When she tells Roberto about her money, she grows wary of how delighted he is about it and schemes a way to test his love for her by telling him she intends to give away all her money. When Roberto questions this decision,  Nora drops him as if he were hot beans. When Paul follows through on what’s inside his DNA and aggressively asks Nora to marry him at once, she realizes she doesn’t love him but Anne does. And Anne receives her blessing to go nail the eligible bachelor. If you’re dizzy by now from this absurd story, you should be. After Nora accepts Roberto’s wedding proposal, she then decides to give him all her money. None of this makes much sense or shows that anyone has found love, but this is Hollywood’s idea of an escapist film that requires no thought but plenty of popcorn.

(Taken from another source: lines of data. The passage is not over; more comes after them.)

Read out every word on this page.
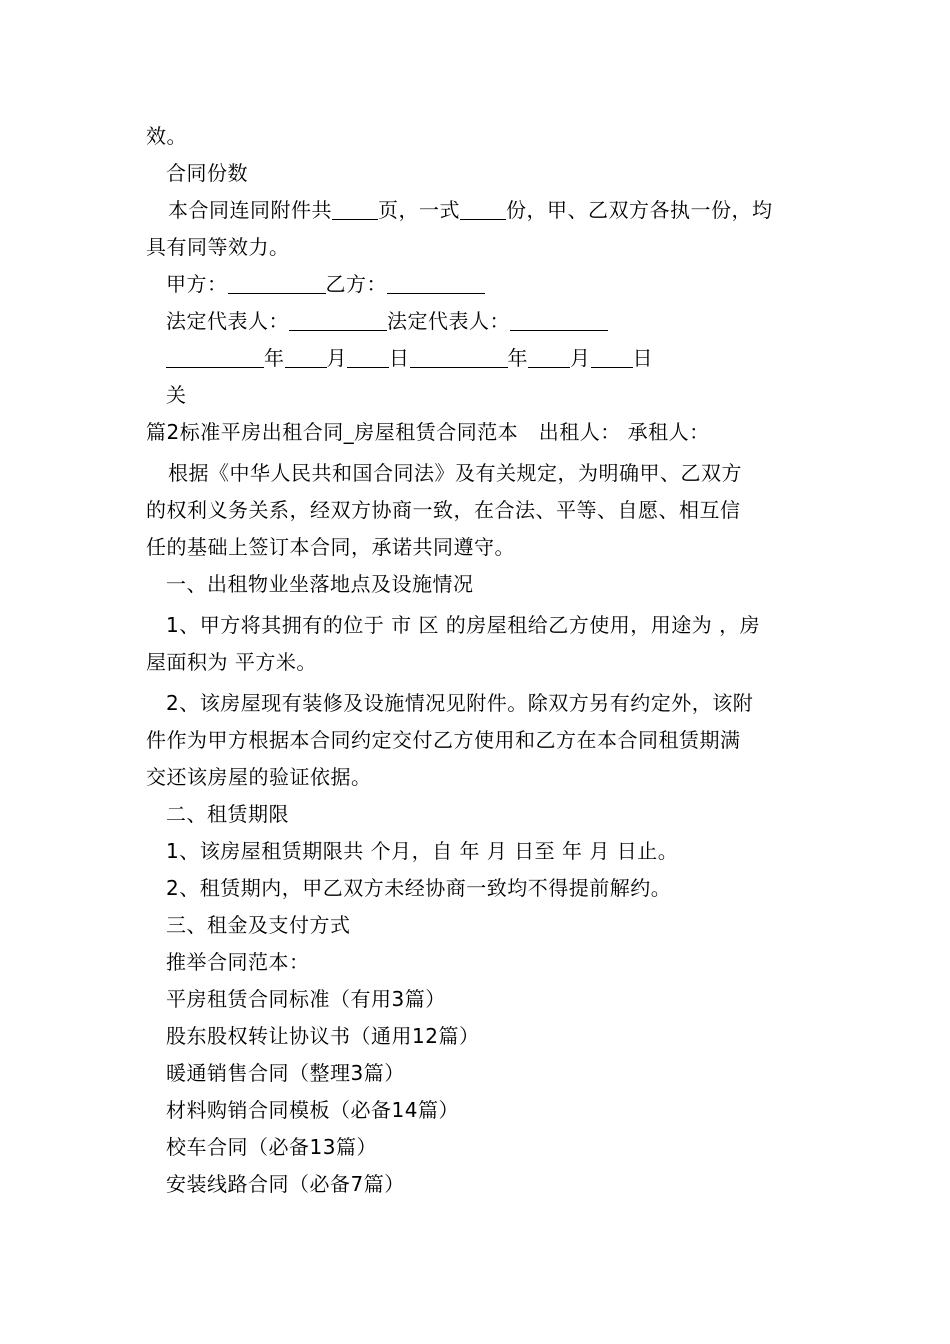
效。
合同份数
本合同连同附件共 页，一式 份，甲、乙双方各执一份，均
具有同等效力。
甲方：	乙方：
法定代表人：	法定代表人：
年 月 日	年 月 日
关
篇2标准平房出租合同_房屋租赁合同范本　出租人： 承租人：
根据《中华人民共和国合同法》及有关规定，为明确甲、乙双方
的权利义务关系，经双方协商一致，在合法、平等、自愿、相互信
任的基础上签订本合同，承诺共同遵守。
一、出租物业坐落地点及设施情况
1、甲方将其拥有的位于 市 区 的房屋租给乙方使用，用途为 ，房
屋面积为 平方米。
2、该房屋现有装修及设施情况见附件。除双方另有约定外，该附
件作为甲方根据本合同约定交付乙方使用和乙方在本合同租赁期满
交还该房屋的验证依据。
二、租赁期限
1、该房屋租赁期限共 个月，自 年 月 日至 年 月 日止。
2、租赁期内，甲乙双方未经协商一致均不得提前解约。
三、租金及支付方式
推举合同范本：
平房租赁合同标准（有用3篇）
股东股权转让协议书（通用12篇）
暖通销售合同（整理3篇）
材料购销合同模板（必备14篇）
校车合同（必备13篇）
安装线路合同（必备7篇）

Louis Calhern as Ricardo’s rogue grandfather, performs well in his small part. Dorothy Neumann is a scene-stealer as the shrink’s difficult wife, making wisecracks about hubby’s profession.

There’s plenty of samba music and the songs include: “Night and You,” “Carlotta, You Gotta Be Mine,” “A Little More of Your Amor,” “Come to My Arms,” “I Had to Kiss You.”